Other Directorships & Interlocks
| Category | Detail |
|---|---|
| Current public company directorships | None. |
| Compensation committee interlocks | None for TSCO’s Compensation and Human Capital Committee in 2024. |
Expertise & Qualifications
- CEO/division president and senior C-suite experience; retail, technology/e-commerce, strategic planning/strategy, M&A, manufacturing/operations, supply chain, marketing/brand management, real estate.
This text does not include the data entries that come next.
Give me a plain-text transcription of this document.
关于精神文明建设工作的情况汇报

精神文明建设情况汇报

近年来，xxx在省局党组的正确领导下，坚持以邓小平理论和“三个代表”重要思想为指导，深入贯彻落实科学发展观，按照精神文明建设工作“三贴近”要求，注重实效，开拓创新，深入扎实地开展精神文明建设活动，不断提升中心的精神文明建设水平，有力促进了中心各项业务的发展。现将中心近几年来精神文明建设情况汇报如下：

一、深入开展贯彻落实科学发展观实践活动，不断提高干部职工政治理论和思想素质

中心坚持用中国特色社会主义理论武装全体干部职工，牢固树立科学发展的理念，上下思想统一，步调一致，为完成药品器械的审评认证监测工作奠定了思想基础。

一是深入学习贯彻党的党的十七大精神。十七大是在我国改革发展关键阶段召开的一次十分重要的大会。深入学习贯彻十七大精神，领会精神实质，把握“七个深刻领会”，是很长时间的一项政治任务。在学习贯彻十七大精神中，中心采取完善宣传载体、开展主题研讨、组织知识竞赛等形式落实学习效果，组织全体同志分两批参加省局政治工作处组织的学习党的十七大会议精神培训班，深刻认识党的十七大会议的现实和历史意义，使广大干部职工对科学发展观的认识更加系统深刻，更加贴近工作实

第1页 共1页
- Brings deep operating expertise in grocery retail and customer insights; Board benefits cited include strategy, execution, and customer-centric operations experience.
Equity Ownership
| Metric | Amount | Notes |
|---|---|---|
| Shares owned (beneficial) | 2,670 | As of March 21, 2025. |
| Unvested RSUs | 3,100 | Within 60 days of record date. |
| Vested deferred RSUs | 2,332 | Deferred settlement. |
| Total shares + equity equivalents | 8,102 | Less than 1% of class. |
| Director stock ownership guideline | 5x annual cash retainer within 5 years; all directors meet or are within initial compliance window. | |
| Hedging/pledging policy | Prohibits hedging and pledging of company stock by directors. |
Insider trades: No TSCO Form 4 transactions for “Meg Ham” were found between 2024-01-01 and 2025-11-20 using the insider-trades skill (Form 4 search).
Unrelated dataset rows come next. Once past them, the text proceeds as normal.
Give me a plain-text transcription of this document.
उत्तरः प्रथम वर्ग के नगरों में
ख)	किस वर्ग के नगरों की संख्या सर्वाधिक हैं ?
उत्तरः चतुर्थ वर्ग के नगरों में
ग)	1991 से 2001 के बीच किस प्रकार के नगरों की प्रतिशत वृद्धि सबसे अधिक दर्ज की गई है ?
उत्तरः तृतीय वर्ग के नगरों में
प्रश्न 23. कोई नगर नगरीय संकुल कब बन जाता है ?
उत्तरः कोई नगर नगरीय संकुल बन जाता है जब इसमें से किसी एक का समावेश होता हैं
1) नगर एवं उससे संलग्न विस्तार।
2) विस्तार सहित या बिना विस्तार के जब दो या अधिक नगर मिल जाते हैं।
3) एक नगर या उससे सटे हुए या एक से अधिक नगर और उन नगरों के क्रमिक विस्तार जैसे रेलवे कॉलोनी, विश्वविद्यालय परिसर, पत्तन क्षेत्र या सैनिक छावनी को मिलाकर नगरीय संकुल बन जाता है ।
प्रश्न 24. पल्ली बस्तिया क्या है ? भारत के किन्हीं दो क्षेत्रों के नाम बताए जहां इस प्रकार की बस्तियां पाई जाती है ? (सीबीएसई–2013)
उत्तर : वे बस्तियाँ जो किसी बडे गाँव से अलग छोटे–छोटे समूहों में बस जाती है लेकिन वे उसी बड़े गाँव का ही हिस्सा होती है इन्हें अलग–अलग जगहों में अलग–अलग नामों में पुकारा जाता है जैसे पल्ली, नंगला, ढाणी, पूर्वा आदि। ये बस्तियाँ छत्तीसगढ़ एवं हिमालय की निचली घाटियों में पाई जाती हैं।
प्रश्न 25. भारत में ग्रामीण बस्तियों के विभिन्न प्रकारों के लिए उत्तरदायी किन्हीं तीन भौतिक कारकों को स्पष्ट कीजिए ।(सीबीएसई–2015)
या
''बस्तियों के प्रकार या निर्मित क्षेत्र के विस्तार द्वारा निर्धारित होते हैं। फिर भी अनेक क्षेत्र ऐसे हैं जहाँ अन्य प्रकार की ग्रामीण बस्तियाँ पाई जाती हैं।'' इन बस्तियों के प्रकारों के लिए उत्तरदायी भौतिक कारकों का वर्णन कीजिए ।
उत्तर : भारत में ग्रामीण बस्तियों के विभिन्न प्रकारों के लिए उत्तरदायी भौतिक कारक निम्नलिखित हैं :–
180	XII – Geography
Related-Party Transactions and Conflicts
- The company reports no related-party transactions requiring disclosure since the start of the last fiscal year (Item 404(a) screening).
- Corporate policy prohibits director hedging/pledging; service-on-other-boards limits and change-in-circumstances notifications are codified, reducing overboarding and conflict risks.
Say-on-Pay & Shareholder Feedback (Context)
- Say-on-Pay support at the 2024 Annual Meeting: 93.0%; committee took support as affirmation of pay program and made no changes in response.
Governance Assessment
- Strengths: Independent status; service on Corporate Governance & Nominating Committee; strong attendance culture (≥91% for each director in 2024); independent Chair with regular executive sessions; robust anti-hedging/pledging and stock ownership guidelines; no related-party transactions disclosed. Her election to receive stock in lieu of cash and director RSUs increases alignment with shareholders.
- Potential watch items: Relatively short TSCO board tenure (joined 2023) implies ongoing ramp-up; however, impending retirement from Food Lion (May 2025) could increase available capacity for Board work. No interlocks or conflicts identified.
Overall signal: Positive governance profile with strong alignment and low conflict risk; operational retail expertise is additive to TSCO’s strategy and oversight needs.